Le procès du capitaine Ildephonse Nizeyimana, surnommé le "boucher de Butare" et accusé d'être le principal responsable du génocide des Tutsi en 1994 dans le sud du pays, s'est ouvert lundi devant le Tribunal pénal international pour le Rwanda (TPIR) à Arusha.
Poursuivi pour crimes de génocide, crimes contre l'humanité et crimes de guerre, le capitaine Nizeyimana, aujourd'hui âgé de 48 ans, était commandant en second de l'Ecole des sous-officiers (ESO) de Butare (sud) au moment des faits et un proche de l'ex-président Juvénal Habyarimana selon l'accusation.
"Il y a une multitude de cas où le capitaine Nizeyimana a ordonné à ceux qui étaient sous son influence d'attaquer, tuer et violer des civils identifiés comme Tutsi", a affirmé Drew White, du bureau du procureur.

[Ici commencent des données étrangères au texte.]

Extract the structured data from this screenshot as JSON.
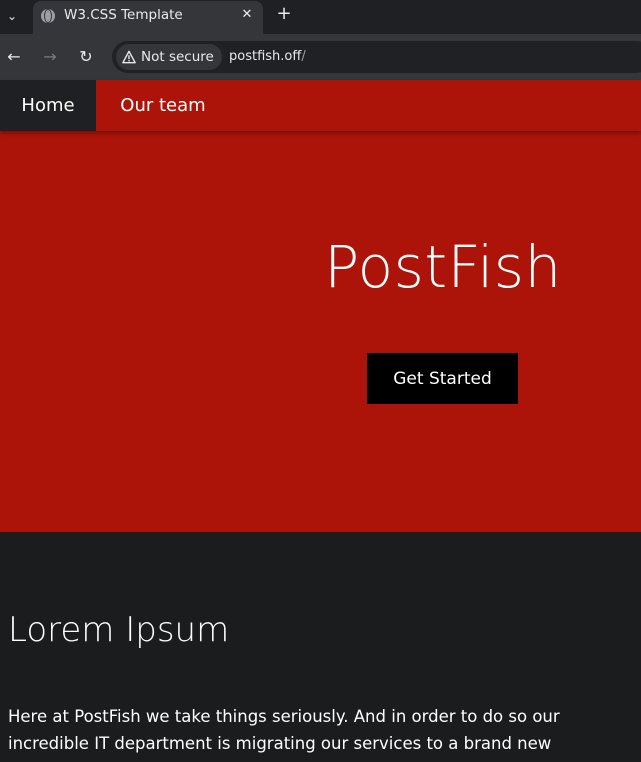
{
  "browser": {
    "tab": {
      "title": "W3.CSS Template",
      "close_glyph": "✕",
      "favicon": "globe-icon"
    },
    "new_tab_glyph": "+",
    "tab_menu_glyph": "⌄",
    "nav": {
      "back_glyph": "←",
      "forward_glyph": "→",
      "reload_glyph": "↻"
    },
    "security_label": "Not secure",
    "url_host": "postfish.off",
    "url_path": "/"
  },
  "site": {
    "nav": {
      "home": "Home",
      "team": "Our team"
    },
    "hero": {
      "title": "PostFish",
      "cta": "Get Started"
    },
    "section": {
      "title": "Lorem Ipsum",
      "body": "Here at PostFish we take things seriously. And in order to do so our incredible IT department is migrating our services to a brand new"
    }
  },
  "colors": {
    "brand_red": "#ac1409",
    "page_bg": "#1b1c1e",
    "cta_bg": "#000000"
  }
}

Le magistrat canadien a précisé que les crimes imputés à l'officier avaient été commis dans la préfecture de Butare en avril et mai 1994.
M. Nizeyimana est notamment accusé d'avoir ordonné l'exécution d'une ancienne reine rwandaise, veuve du Roi Mutara III, Rosalie Gicanda, une figure symbolique pour tous les Tutsi dont étaient issus les monarques rwandais.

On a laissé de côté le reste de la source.